I risultati, infatti, sono piuttosto deludenti. Nonostante la Banca Centrale Europea abbia acquistato tramite Quantitative Easing titoli per oltre 1200 miliardi di euro e un’immissione mensile sul mercato di 80 miliardi al mese, gli effetti sull’economia reale ancora non si vedono, con inflazione intorno allo zero e prestiti alle imprese in calo.

Lo conferma un’analisi dell’Ufficio Studi della Cgia dalla quale emerge che, nonostante il Quantitative Easing, il livello medio dei prezzi nell’area euro è cresciuto solo dello 0,2% e i prestiti alle imprese sono calati dello 0,5%.
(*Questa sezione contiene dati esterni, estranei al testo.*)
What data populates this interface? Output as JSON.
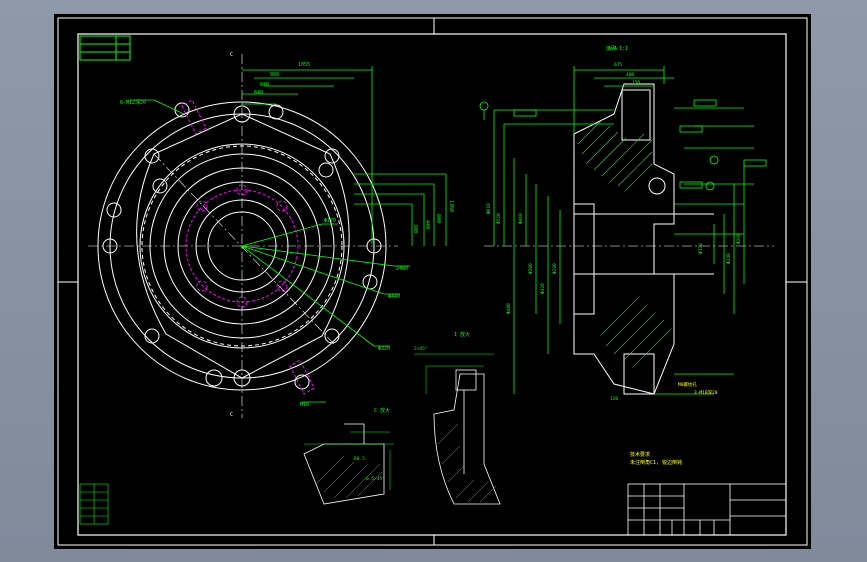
{
  "drawing": {
    "title": "",
    "scale_label": "比例 1:1",
    "section_label_main": "A-A",
    "section_label_detail_c": "I 放大",
    "section_label_detail_d": "C 放大",
    "corner_note": "",
    "top_left_table": [
      "",
      "",
      ""
    ],
    "tech_note_title": "技术要求",
    "tech_note_line": "未注倒角C1, 锐边倒钝",
    "title_block": {
      "name": "",
      "code": "",
      "material": "",
      "company": ""
    }
  },
  "colors": {
    "background": "#000000",
    "frame": "#ffffff",
    "dimension": "#00ff00",
    "centerline": "#ffffff",
    "bolt_circle": "#ff00ff",
    "annotation": "#ffff00"
  }
}
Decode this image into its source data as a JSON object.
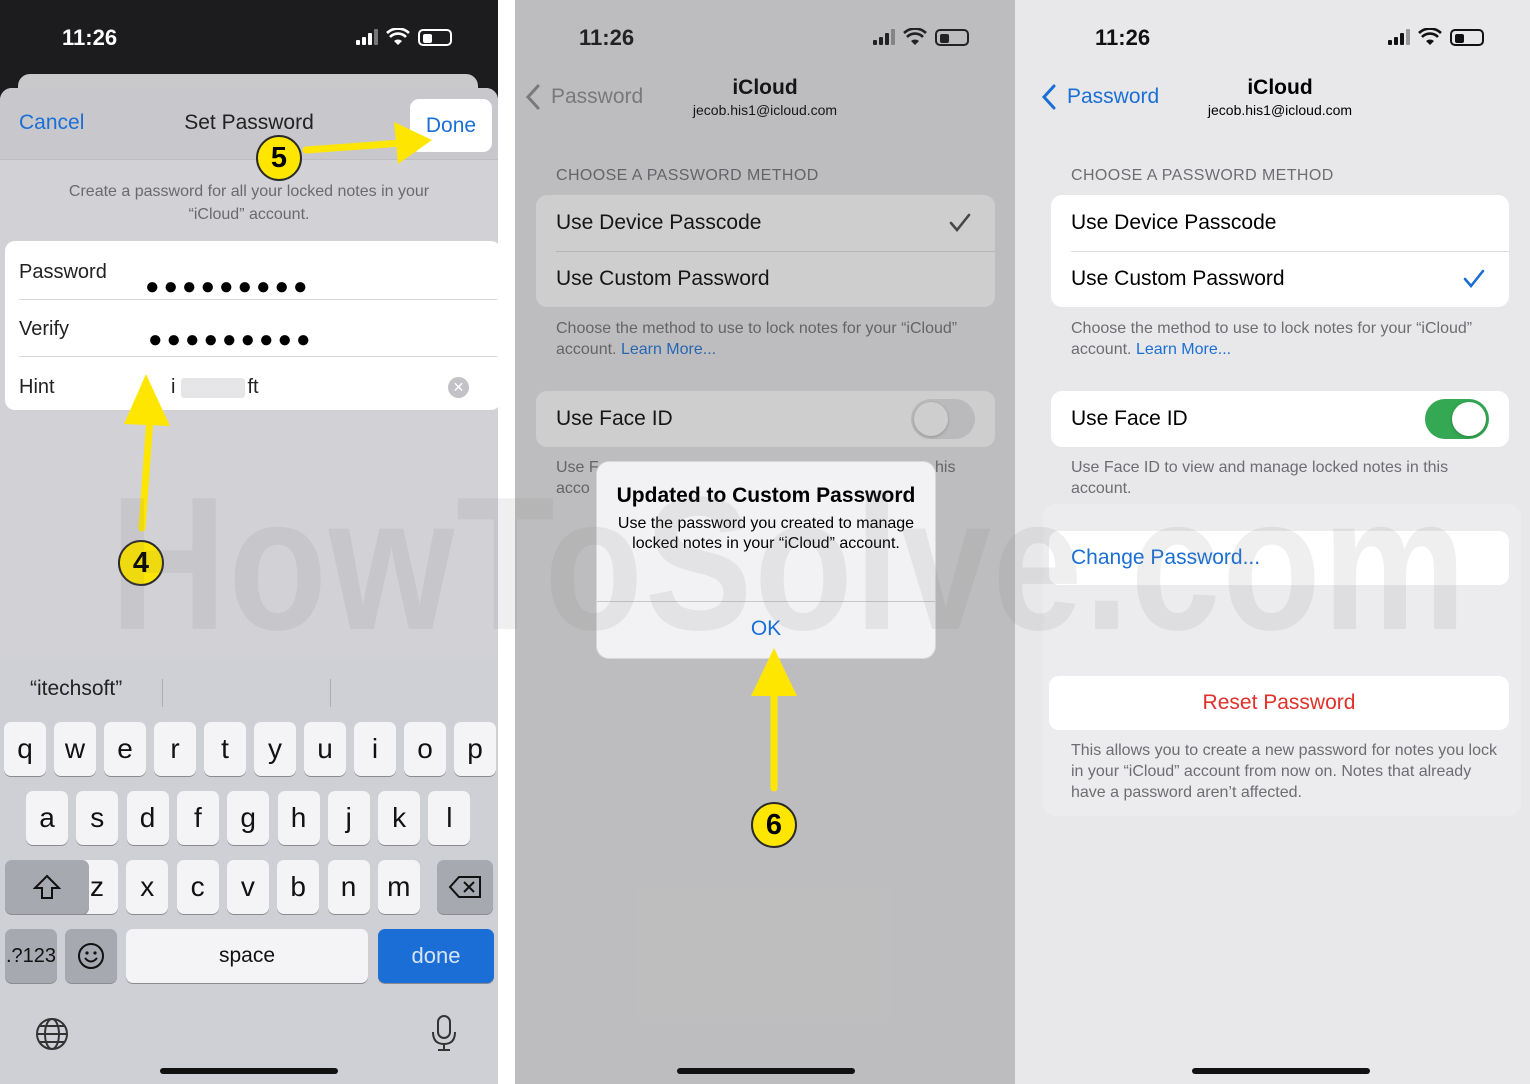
{
  "panel1": {
    "time": "11:26",
    "nav": {
      "cancel": "Cancel",
      "title": "Set Password",
      "done": "Done"
    },
    "description": "Create a password for all your locked notes in your “iCloud” account.",
    "fields": [
      {
        "label": "Password",
        "value": "●●●●●●●●●"
      },
      {
        "label": "Verify",
        "value": "●●●●●●●●●"
      },
      {
        "label": "Hint",
        "value_start": "i",
        "value_end": "ft"
      }
    ],
    "suggestion": "“itechsoft”",
    "keyboard": {
      "row1": [
        "q",
        "w",
        "e",
        "r",
        "t",
        "y",
        "u",
        "i",
        "o",
        "p"
      ],
      "row2": [
        "a",
        "s",
        "d",
        "f",
        "g",
        "h",
        "j",
        "k",
        "l"
      ],
      "row3": [
        "z",
        "x",
        "c",
        "v",
        "b",
        "n",
        "m"
      ],
      "numbers": ".?123",
      "space": "space",
      "done": "done"
    },
    "step_done": "5",
    "step_hint": "4"
  },
  "panel2": {
    "time": "11:26",
    "back": "Password",
    "title": "iCloud",
    "subtitle": "jecob.his1@icloud.com",
    "section": "CHOOSE A PASSWORD METHOD",
    "options": [
      "Use Device Passcode",
      "Use Custom Password"
    ],
    "foot_text": "Choose the method to use to lock notes for your “iCloud” account.",
    "learn_more": "Learn More...",
    "face_id": "Use Face ID",
    "face_foot_a": "Use F",
    "face_foot_b": "acco",
    "face_foot_c": "his",
    "alert": {
      "title": "Updated to Custom Password",
      "message": "Use the password you created to manage locked notes in your “iCloud” account.",
      "ok": "OK"
    },
    "step_ok": "6"
  },
  "panel3": {
    "time": "11:26",
    "back": "Password",
    "title": "iCloud",
    "subtitle": "jecob.his1@icloud.com",
    "section": "CHOOSE A PASSWORD METHOD",
    "options": [
      "Use Device Passcode",
      "Use Custom Password"
    ],
    "foot_text": "Choose the method to use to lock notes for your “iCloud” account.",
    "learn_more": "Learn More...",
    "face_id": "Use Face ID",
    "face_foot": "Use Face ID to view and manage locked notes in this account.",
    "change_password": "Change Password...",
    "reset_password": "Reset Password",
    "reset_foot": "This allows you to create a new password for notes you lock in your “iCloud” account from now on. Notes that already have a password aren’t affected."
  },
  "watermark": "HowToSolve.com",
  "colors": {
    "accent": "#1a6fd6",
    "destructive": "#e0302a",
    "toggle_on": "#34a853",
    "badge": "#ffe600"
  }
}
Una tendenza che interessa anche Paesi più forti del nostro, come Germania e Francia, nei quali le previsioni di crescita economica per il 2016-2017 sono più favorevoli che in Italia e dove i prestiti alle imprese sono cresciuti nell’ultimo anno.

In Italia, la Bce ha acquistato tramite Quantitative Easing titoli di stato per 176,2 miliardi tra il 9 marzo 2015 e il 30 settembre 2016. A fronte di questo sforzo, negli ultimi 12 mesi, l’inflazione si è attestata al -0,1% e i prestiti alle imprese sono addirittura calati: -2,9%, pari a una contrazione di 26,4 miliardi.

Nello specifico, rileva la Cgia, le regioni che hanno risentito di più di questo calo dei prestiti alle imprese, nonostante il Quantitative Easing, sono state Marche (-10,1%), Lazio (-7%), Veneto (-6,6%) e Molise (- 6,3%).

Lucida l’analisi su questo flop del Quantitative Easing operata dal coordinatore dell’Ufficio studi della Cgia, Paolo Zabeo, secondo il quale i soldi arrivati dalla Bce sono rimasti nelle casse delle banche invece di essere impiegati per le finalità cui erano destinati.

L’acquisto di titoli del debito pubblico dei Paesi dell’euro – commenta Zabeoha contribuito a garantire una certa stabilità finanziaria ma è evidente come questa grossa iniezione di liquidità non stia raggiungendo i risultati sperati tant’è che l’inflazione è ferma, i prestiti alle imprese sono in costante calo e la crescita economica non trova lo slancio che servirebbe, creando preoccupazione negli operatori e riducendo la fiducia delle imprese. Una quota rilevante di questi 176 miliardi di euro sono finiti agli investitori istituzionali ovvero alle banche che, però, hanno preferito trattenerseli, aumentando così il livello di patrimonializzazione come richiesto dalla Bce, anziché impiegarli nell’economia reale”.

Mercato immobiliare e annualità necessarie a comprar casa

Nei giorni scorsi abbiamo visto che il settore dell’edilizia è tenuto a galla dal mercato delle ristrutturazioni e da un mercato immobiliare che, tutto sommato, si dimostra mosso e dinamico nonostante il calo delle nuove costruzioni.

Il fatto che il mercato immobiliare sia mosso, non significa comunque che le case siano alla portata di tutti, almeno come disponibilità immediata di liquidità. Lo conferma un’analisi dell’Ufficio Studi del Gruppo Tecnocasa, secondo la quale in media, a livello nazionale, sono necessarie per acquistare l’abitazione 6,3 annualità di stipendio.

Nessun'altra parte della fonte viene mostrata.